Mr Das said, "Distributors are supplying sugar at Tk 130 per kilogram, and we are selling it at Tk 140 per kilogram." "No companies are supplying packet sugar as it specifies the price," he explained.

He called for the authorities to compel companies to supply packaged sugar, as this is the only way to market restore.

Golam Maula, a trader based in Dhaka's Moulovibazar, said that refiners are causing a delay of 40 to 50 days in delivering oil or sugar to distributors and wholesalers, which is the primary reason for the market volatility.

On the kitchen market front, brinjal, pointed gourd, wax gourd, snake gourd, bitter gourd, sponge gourd, and coriander leaf have witnessed a further increase of Tk 5-40 per kilogram or piece. However, teasel gourd and green papaya experienced a slight decline.

Brinjal was being sold at Tk 70-90 per kilogram, pointed gourd at Tk 55-65, bitter gourd at Tk 80-90 per kilogram, and coriander leaf at Tk 450 per kilogram. According to kitchen market vendors, papaya was being sold at Tk 60 per kilogram.

SM Nazer Hossain, vice president of the Consumers Association of Bangladesh (CAB), said that the commerce minister had announced on May 11 that relevant state agencies would monitor the market to ensure consumers could purchase sugar at the government-fixed rates. However, no such activities have been observed so far.

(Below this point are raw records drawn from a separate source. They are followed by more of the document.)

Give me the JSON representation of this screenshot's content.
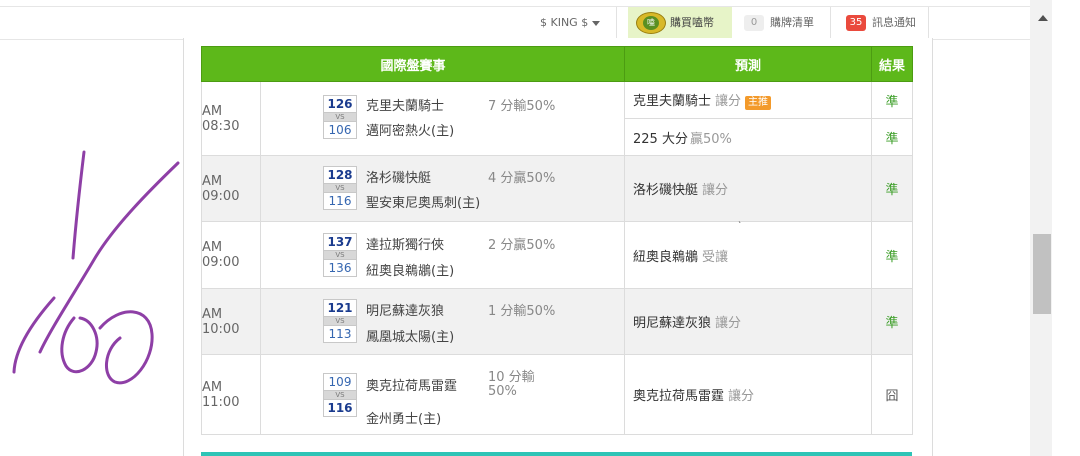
{
  "topbar": {
    "user_label": "$ KING $",
    "buy_label": "購買嗑幣",
    "coin_text": "嗑",
    "cart_count": "0",
    "cart_label": "購牌清單",
    "msg_count": "35",
    "msg_label": "訊息通知"
  },
  "table": {
    "headers": [
      "國際盤賽事",
      "預測",
      "結果"
    ],
    "rows": [
      {
        "time": "AM 08:30",
        "top_num": "126",
        "bottom_num": "106",
        "vs": "VS",
        "home": "克里夫蘭騎士",
        "away": "邁阿密熱火(主)",
        "spread_1": "7 分輸50%",
        "spread_2": "",
        "predictions": [
          {
            "team": "克里夫蘭騎士",
            "type": "讓分",
            "tag": "主推",
            "result": "準"
          },
          {
            "team": "225 大分",
            "type": "贏50%",
            "tag": "",
            "result": "準"
          }
        ]
      },
      {
        "time": "AM 09:00",
        "top_num": "128",
        "bottom_num": "116",
        "vs": "VS",
        "home": "洛杉磯快艇",
        "away": "聖安東尼奧馬刺(主)",
        "spread_1": "4 分贏50%",
        "spread_2": "",
        "predictions": [
          {
            "team": "洛杉磯快艇",
            "type": "讓分",
            "tag": "",
            "result": "準"
          }
        ]
      },
      {
        "time": "AM 09:00",
        "top_num": "137",
        "bottom_num": "136",
        "vs": "VS",
        "home": "達拉斯獨行俠",
        "away": "紐奧良鵜鶘(主)",
        "spread_1": "2 分贏50%",
        "spread_2": "",
        "predictions": [
          {
            "team": "紐奧良鵜鶘",
            "type": "受讓",
            "tag": "",
            "result": "準"
          }
        ]
      },
      {
        "time": "AM 10:00",
        "top_num": "121",
        "bottom_num": "113",
        "vs": "VS",
        "home": "明尼蘇達灰狼",
        "away": "鳳凰城太陽(主)",
        "spread_1": "1 分輸50%",
        "spread_2": "",
        "predictions": [
          {
            "team": "明尼蘇達灰狼",
            "type": "讓分",
            "tag": "",
            "result": "準"
          }
        ]
      },
      {
        "time": "AM 11:00",
        "top_num": "109",
        "bottom_num": "116",
        "vs": "VS",
        "home": "奧克拉荷馬雷霆",
        "away": "金州勇士(主)",
        "spread_1": "10 分輸",
        "spread_2": "50%",
        "predictions": [
          {
            "team": "奧克拉荷馬雷霆",
            "type": "讓分",
            "tag": "",
            "result": "囧"
          }
        ]
      }
    ]
  },
  "colors": {
    "header_green": "#5db81a",
    "result_green": "#3a9d25",
    "hot_tag": "#f39a2b",
    "badge_red": "#ea4a3d",
    "signature": "#8e3fa6"
  }
}
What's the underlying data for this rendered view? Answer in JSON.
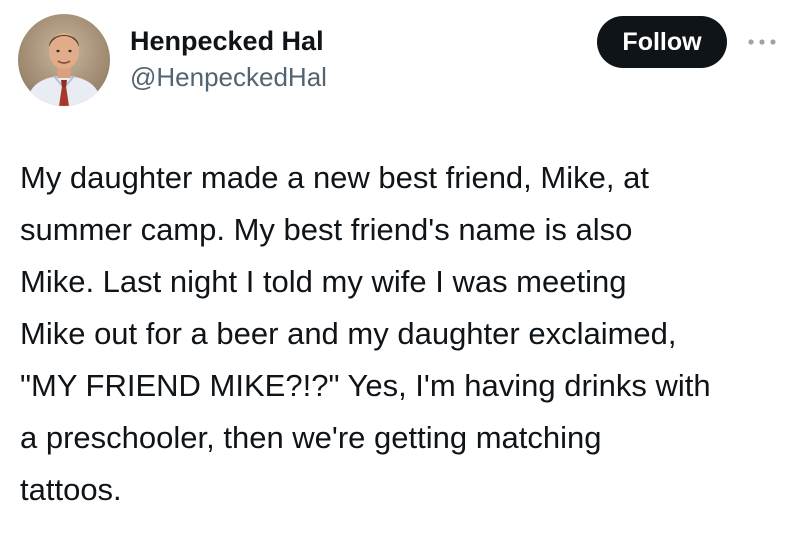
{
  "author": {
    "display_name": "Henpecked Hal",
    "handle": "@HenpeckedHal",
    "avatar_icon": "profile-photo-avatar"
  },
  "actions": {
    "follow_label": "Follow",
    "more_icon": "more-options-icon"
  },
  "tweet": {
    "lines": [
      "My daughter made a new best friend, Mike, at",
      "summer camp. My best friend's name is also",
      "Mike. Last night I told my wife I was meeting",
      "Mike out for a beer and my daughter exclaimed,",
      "\"MY FRIEND MIKE?!?\" Yes, I'm having drinks with",
      "a preschooler, then we're getting matching",
      "tattoos."
    ]
  },
  "colors": {
    "text_primary": "#0f1419",
    "text_secondary": "#536471",
    "follow_button_bg": "#0f1419",
    "follow_button_text": "#ffffff"
  }
}
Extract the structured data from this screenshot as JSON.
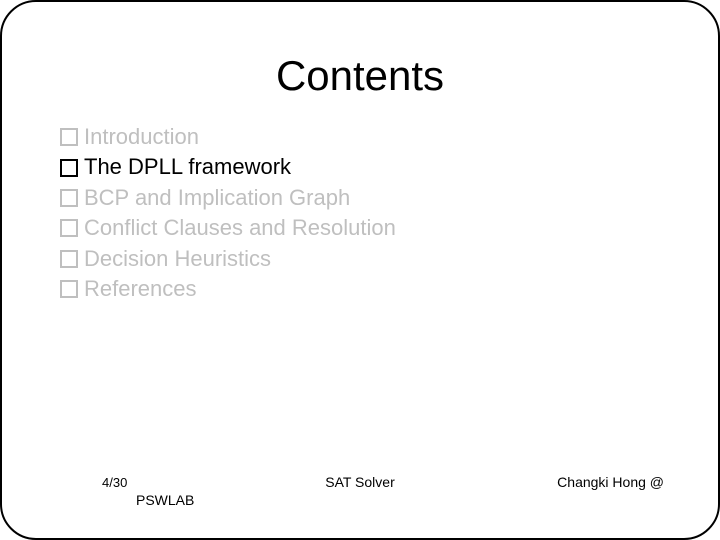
{
  "title": "Contents",
  "items": [
    {
      "label": "Introduction",
      "dimmed": true
    },
    {
      "label": "The DPLL framework",
      "dimmed": false
    },
    {
      "label": "BCP and Implication Graph",
      "dimmed": true
    },
    {
      "label": "Conflict Clauses and Resolution",
      "dimmed": true
    },
    {
      "label": "Decision Heuristics",
      "dimmed": true
    },
    {
      "label": "References",
      "dimmed": true
    }
  ],
  "footer": {
    "page": "4/30",
    "lab": "PSWLAB",
    "center": "SAT Solver",
    "right": "Changki Hong @"
  }
}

He pointed out that sugar and edible oil are being sold at much higher rates than the fixed prices, with no action being taken against any refiners.

In its report, the Trade and Tariff Commission (BTTC) mentioned irregularities by the refiners and other market manipulations, but no action has been taken yet, according to Hossain.

He suggested that the commerce ministry should take immediate action based on the report to establish checks and balances in the market.